In February 2012, Matt Cohler—venture capitalist, Instagram board member, and former Facebook employee—shot Instagram cofounder Kevin Systrom a Facebook message to say Facebook CEO Mark Zuckerberg had expressed an interest in buying the photo-sharing app. “Will he go into destroy mode if I say no,” Systrom asked. Cohler replied: “probably.” This chat is one of several exchanges that shed light on the lead-up to Facebook’s $1 billion purchase of Instagram in April 2012. In another thread, Zuckerberg and Facebook’s then-CFO David Ebersman effectively outlined their strategy for buying booming startups like Instagram. Zuckerberg said his goal would be to neutralize competition and integrate their products into Facebook’s larger operation. “There are network effects around social products and a finite number of different social mechanics to invent,” the CEO wrote. “Once someone wins at a specific mechanic, it’s difficult for others to supplant them without doing something different.” Eighteen minutes later, Zuckerberg sent a follow-up walking back his earlier note: ”I didn’t mean to imply that we’d be buying them to prevent them from competing with us.” But the full array of messages suggest Zuckerberg’s purchase of Instagram was motivated, at least in part, by his desire to quash a potential rival. In an email to an employee on the day the acquisition was announced, Zuckerberg wrote plainly, “we can likely always just buy any competitive startups.”

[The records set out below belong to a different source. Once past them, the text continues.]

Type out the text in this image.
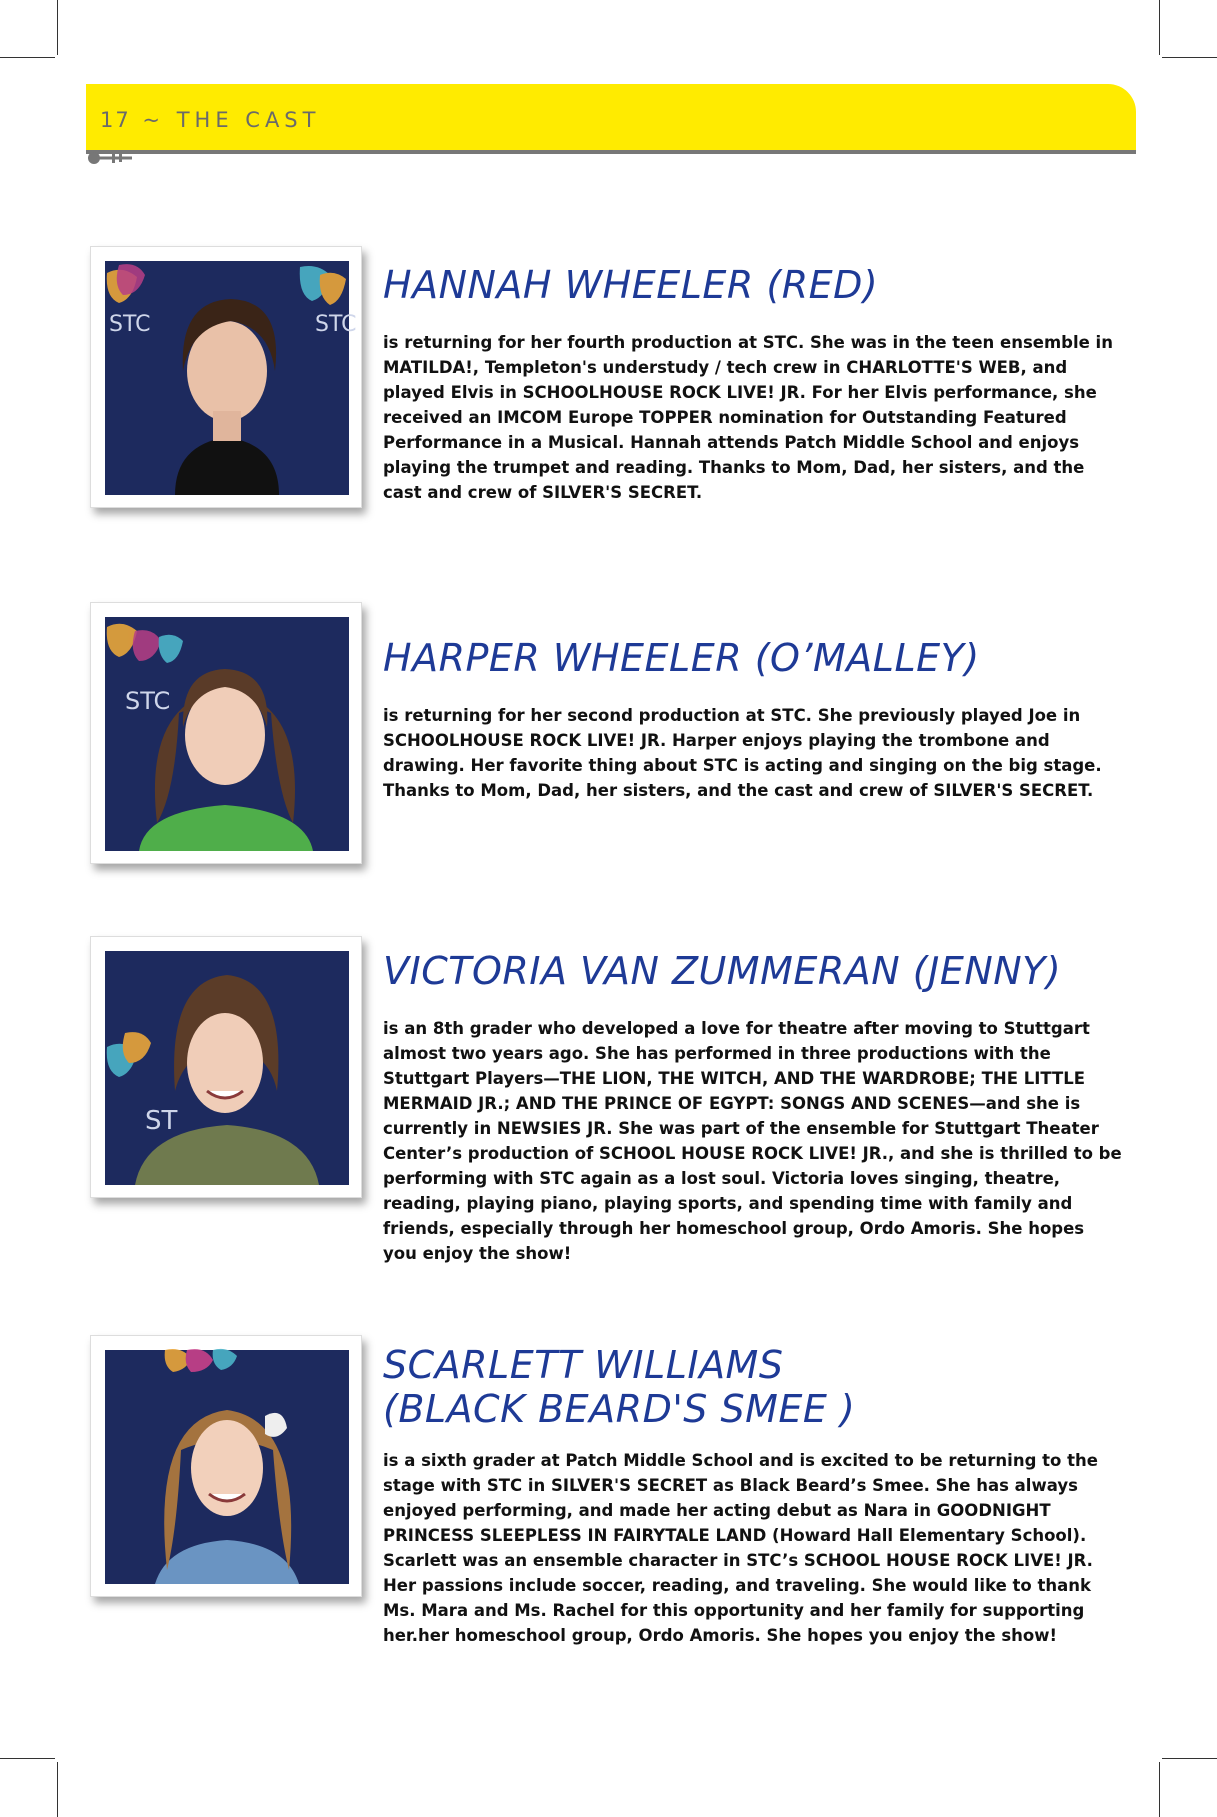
17 ~ THE CAST
STC	STC
HANNAH WHEELER (RED)
is returning for her fourth production at STC. She was in the teen ensemble in MATILDA!, Templeton's understudy / tech crew in CHARLOTTE'S WEB, and played Elvis in SCHOOLHOUSE ROCK LIVE! JR. For her Elvis performance, she received an IMCOM Europe TOPPER nomination for Outstanding Featured Performance in a Musical. Hannah attends Patch Middle School and enjoys playing the trumpet and reading. Thanks to Mom, Dad, her sisters, and the cast and crew of SILVER'S SECRET.
STC
HARPER WHEELER (O’MALLEY)
is returning for her second production at STC. She previously played Joe in SCHOOLHOUSE ROCK LIVE! JR. Harper enjoys playing the trombone and drawing. Her favorite thing about STC is acting and singing on the big stage. Thanks to Mom, Dad, her sisters, and the cast and crew of SILVER'S SECRET.
ST
VICTORIA VAN ZUMMERAN (JENNY)
is an 8th grader who developed a love for theatre after moving to Stuttgart almost two years ago. She has performed in three productions with the Stuttgart Players—THE LION, THE WITCH, AND THE WARDROBE; THE LITTLE MERMAID JR.; AND THE PRINCE OF EGYPT: SONGS AND SCENES—and she is currently in NEWSIES JR. She was part of the ensemble for Stuttgart Theater Center’s production of SCHOOL HOUSE ROCK LIVE! JR., and she is thrilled to be performing with STC again as a lost soul. Victoria loves singing, theatre, reading, playing piano, playing sports, and spending time with family and friends, especially through her homeschool group, Ordo Amoris. She hopes you enjoy the show!
SCARLETT WILLIAMS
(BLACK BEARD'S SMEE )
is a sixth grader at Patch Middle School and is excited to be returning to the stage with STC in SILVER'S SECRET as Black Beard’s Smee. She has always enjoyed performing, and made her acting debut as Nara in GOODNIGHT PRINCESS SLEEPLESS IN FAIRYTALE LAND (Howard Hall Elementary School). Scarlett was an ensemble character in STC’s SCHOOL HOUSE ROCK LIVE! JR. Her passions include soccer, reading, and traveling. She would like to thank Ms. Mara and Ms. Rachel for this opportunity and her family for supporting her.her homeschool group, Ordo Amoris. She hopes you enjoy the show!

Facebook’s Dominance of Social Media

In public, Zuckerberg likes to play down Facebook’s market position. In his prepared testimony, he said of the company, “We compete against the companies appearing at this hearing, plus many others that sell advertising and connect people.” But documents suggested Facebook executives present a different face to advertisers. One example: the opening slide of a 2012 presentation Facebook COO Sheryl Sandberg to the Vodafone Board of Directors. The chart shows that between 2008 and 2011 competition in the social media space became all but nonexistent, as Facebook rapidly usurped MySpace. By the end of 2011, Facebook accounted for 95 percent of social media use in the US, according to the chart. “The industry consolidates as it matures,” states the slide.

Amazon and Diapers.com

It’s hardly a secret that Amazon took aim at Diapers.com, and its parent company Quidsi, in 2010. In Brad Stone’s 2013 book about Amazon, Quidsi executives claimed Amazon used bots to track and then beat their prices. The newly released emails showcase just how pointed and strategic this operation was. In 2009, then-Amazon VP Doug Herrington noted that diapers.com was Amazon’s “#1 short-term competitor” and that “we need to match pricing on these guys no matter what the cost.” Which is, more or less, exactly what Amazon did. When Soap.com, an expansion of Diapers.com, was rolled out the next year, Amazon employees conferred again. “We have already initiated a more aggressive ‘plan to win’ against diapers.com in the diaper/baby space,” Herrington wrote. The plan included a free Prime offering for moms and the launch of a special “Amazon Moms” program. “To the extent this plan undercuts the core diaper business for diapers.com, it will slow the adoption of soap.com.” By the end of 2010, Quidsi caved, and agreed to be acquired by Amazon. And by 2017, Amazon had shuttered the company.